Ernst Pasqual Jordan (22 January 1858 in Hanover – 8 September 1924 in Barsinghausen) was a German painter and art professor. He was the father of Pascual Jordan, one of the co-founders of quantum mechanics.

==Biography==
He was descended from a Spanish cavalry officer who served with the British Army during the Napoleonic Wars and changed his name from "Jorda" to Jordan. Upon retirement, his family settled in Hanover. At that time the House of Hanover ruled England.

His initial training was as a decorative painter, at the local School of Applied Arts. He then worked as a theatre painter. In 1880, he began attending the School of Applied Arts in Berlin, followed by studies at the Prussian Academy of Art with Ernst Hildebrand.

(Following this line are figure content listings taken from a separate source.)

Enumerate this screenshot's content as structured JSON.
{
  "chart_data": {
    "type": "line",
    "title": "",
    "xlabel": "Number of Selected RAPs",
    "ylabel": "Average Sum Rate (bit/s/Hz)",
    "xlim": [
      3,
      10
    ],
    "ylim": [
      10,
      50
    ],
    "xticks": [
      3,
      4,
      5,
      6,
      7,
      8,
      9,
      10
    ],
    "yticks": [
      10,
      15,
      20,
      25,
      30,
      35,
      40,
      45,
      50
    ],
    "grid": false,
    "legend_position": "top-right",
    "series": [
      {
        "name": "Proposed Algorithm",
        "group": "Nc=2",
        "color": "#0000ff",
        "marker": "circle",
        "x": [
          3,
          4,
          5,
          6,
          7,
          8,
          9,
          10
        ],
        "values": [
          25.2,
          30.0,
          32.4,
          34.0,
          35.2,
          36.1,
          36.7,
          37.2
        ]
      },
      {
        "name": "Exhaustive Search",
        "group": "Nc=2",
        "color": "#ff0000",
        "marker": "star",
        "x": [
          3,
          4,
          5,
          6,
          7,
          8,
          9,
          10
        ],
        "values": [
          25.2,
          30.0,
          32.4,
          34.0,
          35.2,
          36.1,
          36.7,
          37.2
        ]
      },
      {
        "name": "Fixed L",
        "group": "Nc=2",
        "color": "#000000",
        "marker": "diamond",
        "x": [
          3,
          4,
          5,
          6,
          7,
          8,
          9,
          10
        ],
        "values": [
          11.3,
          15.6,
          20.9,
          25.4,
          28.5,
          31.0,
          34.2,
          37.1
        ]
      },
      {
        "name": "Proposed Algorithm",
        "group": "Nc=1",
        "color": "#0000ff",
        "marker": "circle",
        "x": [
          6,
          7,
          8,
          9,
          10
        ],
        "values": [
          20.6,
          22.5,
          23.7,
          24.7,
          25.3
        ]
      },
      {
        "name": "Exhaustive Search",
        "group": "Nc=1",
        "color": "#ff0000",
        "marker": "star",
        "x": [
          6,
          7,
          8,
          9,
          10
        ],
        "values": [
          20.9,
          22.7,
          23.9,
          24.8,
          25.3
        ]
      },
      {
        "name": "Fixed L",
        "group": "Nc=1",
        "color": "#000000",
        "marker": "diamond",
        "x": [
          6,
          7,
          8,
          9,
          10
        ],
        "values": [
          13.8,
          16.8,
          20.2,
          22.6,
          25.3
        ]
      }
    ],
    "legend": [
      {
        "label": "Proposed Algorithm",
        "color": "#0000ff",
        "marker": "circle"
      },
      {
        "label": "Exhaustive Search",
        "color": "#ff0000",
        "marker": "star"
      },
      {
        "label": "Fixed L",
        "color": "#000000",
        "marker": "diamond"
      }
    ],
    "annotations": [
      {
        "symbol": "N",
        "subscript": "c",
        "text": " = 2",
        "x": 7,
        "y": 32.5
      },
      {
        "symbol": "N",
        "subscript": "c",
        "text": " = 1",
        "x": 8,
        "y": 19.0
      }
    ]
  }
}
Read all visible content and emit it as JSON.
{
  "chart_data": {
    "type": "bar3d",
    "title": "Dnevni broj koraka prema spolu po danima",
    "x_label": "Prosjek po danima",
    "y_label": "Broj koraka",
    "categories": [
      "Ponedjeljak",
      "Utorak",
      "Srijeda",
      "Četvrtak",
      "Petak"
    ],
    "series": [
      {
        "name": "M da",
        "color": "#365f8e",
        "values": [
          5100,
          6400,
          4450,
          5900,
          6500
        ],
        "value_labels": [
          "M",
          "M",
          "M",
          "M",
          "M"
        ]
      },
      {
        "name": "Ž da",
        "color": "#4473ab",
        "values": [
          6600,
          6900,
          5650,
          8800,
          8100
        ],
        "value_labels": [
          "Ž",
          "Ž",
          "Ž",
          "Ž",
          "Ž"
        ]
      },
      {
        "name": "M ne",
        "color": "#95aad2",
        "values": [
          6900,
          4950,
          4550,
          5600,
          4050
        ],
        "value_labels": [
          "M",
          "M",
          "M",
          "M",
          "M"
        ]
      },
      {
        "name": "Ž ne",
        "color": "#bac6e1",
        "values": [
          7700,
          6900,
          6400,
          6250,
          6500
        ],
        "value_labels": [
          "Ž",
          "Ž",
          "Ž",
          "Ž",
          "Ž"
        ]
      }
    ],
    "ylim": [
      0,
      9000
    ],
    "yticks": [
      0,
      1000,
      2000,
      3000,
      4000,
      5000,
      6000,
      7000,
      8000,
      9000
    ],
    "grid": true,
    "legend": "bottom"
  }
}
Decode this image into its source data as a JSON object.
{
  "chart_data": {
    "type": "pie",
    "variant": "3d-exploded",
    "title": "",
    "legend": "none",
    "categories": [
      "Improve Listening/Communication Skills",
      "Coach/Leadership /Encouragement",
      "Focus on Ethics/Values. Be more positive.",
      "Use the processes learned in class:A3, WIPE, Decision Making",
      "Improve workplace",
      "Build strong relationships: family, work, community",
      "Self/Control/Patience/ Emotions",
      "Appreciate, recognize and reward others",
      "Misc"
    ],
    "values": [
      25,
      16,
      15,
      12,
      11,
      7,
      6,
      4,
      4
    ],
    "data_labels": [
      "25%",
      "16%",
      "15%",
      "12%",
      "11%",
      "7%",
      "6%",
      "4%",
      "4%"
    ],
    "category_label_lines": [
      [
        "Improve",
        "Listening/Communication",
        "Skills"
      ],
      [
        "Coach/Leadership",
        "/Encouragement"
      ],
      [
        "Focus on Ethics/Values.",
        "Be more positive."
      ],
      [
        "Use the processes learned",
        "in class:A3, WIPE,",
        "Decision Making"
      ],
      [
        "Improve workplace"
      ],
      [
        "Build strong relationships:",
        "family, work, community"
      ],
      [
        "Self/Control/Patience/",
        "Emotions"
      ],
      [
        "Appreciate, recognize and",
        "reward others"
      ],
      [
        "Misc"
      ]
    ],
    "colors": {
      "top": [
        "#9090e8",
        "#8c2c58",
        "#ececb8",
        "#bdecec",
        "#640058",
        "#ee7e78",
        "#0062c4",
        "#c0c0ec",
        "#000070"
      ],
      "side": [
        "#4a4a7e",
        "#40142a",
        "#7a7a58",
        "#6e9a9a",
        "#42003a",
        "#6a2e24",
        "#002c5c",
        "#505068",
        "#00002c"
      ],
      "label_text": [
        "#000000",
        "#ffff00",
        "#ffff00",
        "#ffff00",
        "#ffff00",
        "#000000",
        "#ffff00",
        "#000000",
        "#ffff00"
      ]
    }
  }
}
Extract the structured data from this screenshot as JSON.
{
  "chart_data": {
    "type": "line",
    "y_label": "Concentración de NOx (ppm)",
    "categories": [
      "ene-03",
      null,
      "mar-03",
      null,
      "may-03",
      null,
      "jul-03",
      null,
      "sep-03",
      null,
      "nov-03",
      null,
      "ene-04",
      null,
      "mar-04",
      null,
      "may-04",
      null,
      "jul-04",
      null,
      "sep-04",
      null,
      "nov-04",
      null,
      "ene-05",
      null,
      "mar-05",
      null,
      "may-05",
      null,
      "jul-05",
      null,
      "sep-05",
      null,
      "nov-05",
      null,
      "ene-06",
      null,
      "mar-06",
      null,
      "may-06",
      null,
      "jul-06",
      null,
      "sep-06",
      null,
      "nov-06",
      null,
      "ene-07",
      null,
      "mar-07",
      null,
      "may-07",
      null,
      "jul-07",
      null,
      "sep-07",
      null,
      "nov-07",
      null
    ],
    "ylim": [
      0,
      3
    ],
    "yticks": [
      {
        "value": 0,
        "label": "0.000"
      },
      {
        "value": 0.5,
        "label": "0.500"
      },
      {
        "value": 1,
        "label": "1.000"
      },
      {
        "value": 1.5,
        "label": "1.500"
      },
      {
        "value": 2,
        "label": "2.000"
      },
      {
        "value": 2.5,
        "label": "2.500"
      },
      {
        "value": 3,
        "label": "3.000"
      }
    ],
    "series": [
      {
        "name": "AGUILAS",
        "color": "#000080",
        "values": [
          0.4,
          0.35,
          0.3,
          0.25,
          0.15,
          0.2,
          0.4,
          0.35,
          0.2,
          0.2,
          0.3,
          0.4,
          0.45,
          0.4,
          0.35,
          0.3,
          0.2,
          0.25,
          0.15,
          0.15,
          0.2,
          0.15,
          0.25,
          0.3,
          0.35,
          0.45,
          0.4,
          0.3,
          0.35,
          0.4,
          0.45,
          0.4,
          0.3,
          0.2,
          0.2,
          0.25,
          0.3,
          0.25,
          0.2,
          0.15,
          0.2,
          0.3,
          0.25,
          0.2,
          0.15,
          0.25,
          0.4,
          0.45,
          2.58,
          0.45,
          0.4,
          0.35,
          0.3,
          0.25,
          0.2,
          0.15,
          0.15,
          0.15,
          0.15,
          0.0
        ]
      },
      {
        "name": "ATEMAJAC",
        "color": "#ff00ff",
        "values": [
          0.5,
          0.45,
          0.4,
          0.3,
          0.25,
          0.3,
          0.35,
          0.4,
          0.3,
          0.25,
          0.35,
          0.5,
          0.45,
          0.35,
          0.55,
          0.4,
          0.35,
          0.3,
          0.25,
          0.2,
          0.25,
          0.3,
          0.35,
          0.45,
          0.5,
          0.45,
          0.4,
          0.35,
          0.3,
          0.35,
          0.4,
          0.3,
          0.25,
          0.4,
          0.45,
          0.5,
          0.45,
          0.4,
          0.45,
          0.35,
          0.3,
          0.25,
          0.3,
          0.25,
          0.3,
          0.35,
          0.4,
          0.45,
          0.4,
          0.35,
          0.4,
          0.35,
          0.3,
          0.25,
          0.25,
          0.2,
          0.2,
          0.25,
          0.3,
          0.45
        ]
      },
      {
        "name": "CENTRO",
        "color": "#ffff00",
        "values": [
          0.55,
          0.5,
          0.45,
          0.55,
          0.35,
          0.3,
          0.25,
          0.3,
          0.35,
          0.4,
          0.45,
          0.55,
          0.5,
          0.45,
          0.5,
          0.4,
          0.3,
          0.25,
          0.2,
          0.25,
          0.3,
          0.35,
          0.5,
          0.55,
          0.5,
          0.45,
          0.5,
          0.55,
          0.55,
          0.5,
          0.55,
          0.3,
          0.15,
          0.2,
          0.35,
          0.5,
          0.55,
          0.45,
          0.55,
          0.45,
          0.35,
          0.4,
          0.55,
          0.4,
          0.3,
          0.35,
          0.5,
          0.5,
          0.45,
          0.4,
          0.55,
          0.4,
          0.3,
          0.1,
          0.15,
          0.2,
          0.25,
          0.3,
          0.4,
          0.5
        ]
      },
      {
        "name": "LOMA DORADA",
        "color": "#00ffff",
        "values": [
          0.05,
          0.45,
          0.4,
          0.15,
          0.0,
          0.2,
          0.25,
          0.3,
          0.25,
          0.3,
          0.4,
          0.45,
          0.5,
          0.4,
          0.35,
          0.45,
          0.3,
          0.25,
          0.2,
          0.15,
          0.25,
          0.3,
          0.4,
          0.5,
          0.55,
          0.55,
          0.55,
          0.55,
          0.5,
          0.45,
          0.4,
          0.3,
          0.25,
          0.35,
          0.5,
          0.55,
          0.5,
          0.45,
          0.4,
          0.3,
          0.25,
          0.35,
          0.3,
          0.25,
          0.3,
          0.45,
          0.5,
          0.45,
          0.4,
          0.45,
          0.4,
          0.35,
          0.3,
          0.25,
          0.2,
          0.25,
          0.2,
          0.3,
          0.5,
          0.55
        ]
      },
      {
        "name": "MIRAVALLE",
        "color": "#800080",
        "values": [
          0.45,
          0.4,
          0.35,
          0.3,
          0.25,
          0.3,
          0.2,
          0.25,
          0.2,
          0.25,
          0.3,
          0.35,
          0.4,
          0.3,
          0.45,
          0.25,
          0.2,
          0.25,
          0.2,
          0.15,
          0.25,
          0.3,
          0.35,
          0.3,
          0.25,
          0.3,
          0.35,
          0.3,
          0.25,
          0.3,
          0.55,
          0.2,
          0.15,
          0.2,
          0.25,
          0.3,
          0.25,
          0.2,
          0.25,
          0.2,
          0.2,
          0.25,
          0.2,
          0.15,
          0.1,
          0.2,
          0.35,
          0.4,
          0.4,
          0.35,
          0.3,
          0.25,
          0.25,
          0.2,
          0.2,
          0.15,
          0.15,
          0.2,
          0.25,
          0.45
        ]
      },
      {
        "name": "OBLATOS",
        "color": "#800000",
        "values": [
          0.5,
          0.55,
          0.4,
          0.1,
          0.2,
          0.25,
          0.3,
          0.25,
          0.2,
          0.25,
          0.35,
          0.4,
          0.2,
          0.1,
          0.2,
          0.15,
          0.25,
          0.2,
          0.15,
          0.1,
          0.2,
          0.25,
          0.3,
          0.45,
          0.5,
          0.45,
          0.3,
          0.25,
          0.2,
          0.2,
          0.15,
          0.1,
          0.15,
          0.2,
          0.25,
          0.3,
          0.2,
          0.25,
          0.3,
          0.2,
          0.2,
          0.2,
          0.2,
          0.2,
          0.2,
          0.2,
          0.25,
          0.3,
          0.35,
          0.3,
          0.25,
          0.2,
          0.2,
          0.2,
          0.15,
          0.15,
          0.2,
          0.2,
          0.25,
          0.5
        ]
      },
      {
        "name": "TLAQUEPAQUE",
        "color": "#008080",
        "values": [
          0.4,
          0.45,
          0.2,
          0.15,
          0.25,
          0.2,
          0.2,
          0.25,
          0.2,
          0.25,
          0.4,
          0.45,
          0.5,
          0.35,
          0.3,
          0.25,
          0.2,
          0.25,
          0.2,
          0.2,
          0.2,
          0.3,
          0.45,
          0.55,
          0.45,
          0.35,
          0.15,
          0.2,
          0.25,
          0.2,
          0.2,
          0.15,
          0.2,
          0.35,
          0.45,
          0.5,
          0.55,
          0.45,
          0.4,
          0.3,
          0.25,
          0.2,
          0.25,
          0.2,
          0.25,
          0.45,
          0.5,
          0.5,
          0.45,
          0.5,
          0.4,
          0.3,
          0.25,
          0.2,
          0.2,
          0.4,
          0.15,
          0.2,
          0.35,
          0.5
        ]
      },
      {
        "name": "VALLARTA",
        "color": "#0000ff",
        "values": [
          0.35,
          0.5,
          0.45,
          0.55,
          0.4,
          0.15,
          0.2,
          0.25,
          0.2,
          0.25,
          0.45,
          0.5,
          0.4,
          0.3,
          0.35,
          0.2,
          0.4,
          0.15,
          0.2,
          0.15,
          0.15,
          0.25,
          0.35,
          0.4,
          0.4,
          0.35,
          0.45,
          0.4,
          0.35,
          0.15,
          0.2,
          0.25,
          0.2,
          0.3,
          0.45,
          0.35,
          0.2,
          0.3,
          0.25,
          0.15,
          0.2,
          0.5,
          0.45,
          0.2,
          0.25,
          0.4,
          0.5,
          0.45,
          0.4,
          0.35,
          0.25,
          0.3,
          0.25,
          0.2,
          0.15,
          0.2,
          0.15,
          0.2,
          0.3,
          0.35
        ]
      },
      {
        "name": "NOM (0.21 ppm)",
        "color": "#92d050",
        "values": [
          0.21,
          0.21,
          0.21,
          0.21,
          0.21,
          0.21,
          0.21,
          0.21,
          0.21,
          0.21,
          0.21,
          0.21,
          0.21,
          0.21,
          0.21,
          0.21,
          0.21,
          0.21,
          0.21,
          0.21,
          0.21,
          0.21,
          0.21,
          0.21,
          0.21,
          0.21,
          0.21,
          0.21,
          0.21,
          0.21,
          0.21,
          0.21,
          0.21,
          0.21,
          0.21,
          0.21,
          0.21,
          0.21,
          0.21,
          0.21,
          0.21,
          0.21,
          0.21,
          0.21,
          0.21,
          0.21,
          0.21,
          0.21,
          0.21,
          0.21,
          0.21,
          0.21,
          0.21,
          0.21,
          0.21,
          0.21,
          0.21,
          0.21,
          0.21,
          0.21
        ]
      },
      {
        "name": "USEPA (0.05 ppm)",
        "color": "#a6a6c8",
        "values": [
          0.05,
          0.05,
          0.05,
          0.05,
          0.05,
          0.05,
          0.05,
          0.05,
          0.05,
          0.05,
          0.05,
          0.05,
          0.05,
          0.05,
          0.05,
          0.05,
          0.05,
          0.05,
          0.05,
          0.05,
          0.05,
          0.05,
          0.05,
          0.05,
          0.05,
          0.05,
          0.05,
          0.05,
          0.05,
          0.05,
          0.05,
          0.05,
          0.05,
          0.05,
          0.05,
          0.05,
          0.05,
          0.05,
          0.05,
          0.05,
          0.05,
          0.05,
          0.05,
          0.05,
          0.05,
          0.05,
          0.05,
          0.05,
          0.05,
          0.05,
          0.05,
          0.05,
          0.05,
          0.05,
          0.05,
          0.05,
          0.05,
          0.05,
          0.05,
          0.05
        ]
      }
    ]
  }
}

In 1887, after spending a few years in Paris and Rome, he returned to Hanover and became a member of the Hannoverscher Künstlerverein. In 1895, he was appointed a lecturer for drawing and architectural painting at the Technischen Hochschule. Two years later, he took over management of the "Nude Room" at his alma mater, the School of Applied Arts, Hanover. He was appointed a "Professor Extraordinarius" at the Technischen Hochschule in 1899. After that, he became a teacher at the School of Applied Arts in Straßburg.

He continued to have great influence on the Hanoverian art scene through the 1920s. After World War I, he was a staunch opponent of modernist art movements and continued to promote what he felt were traditional styles. Reproductions of his works remained popular.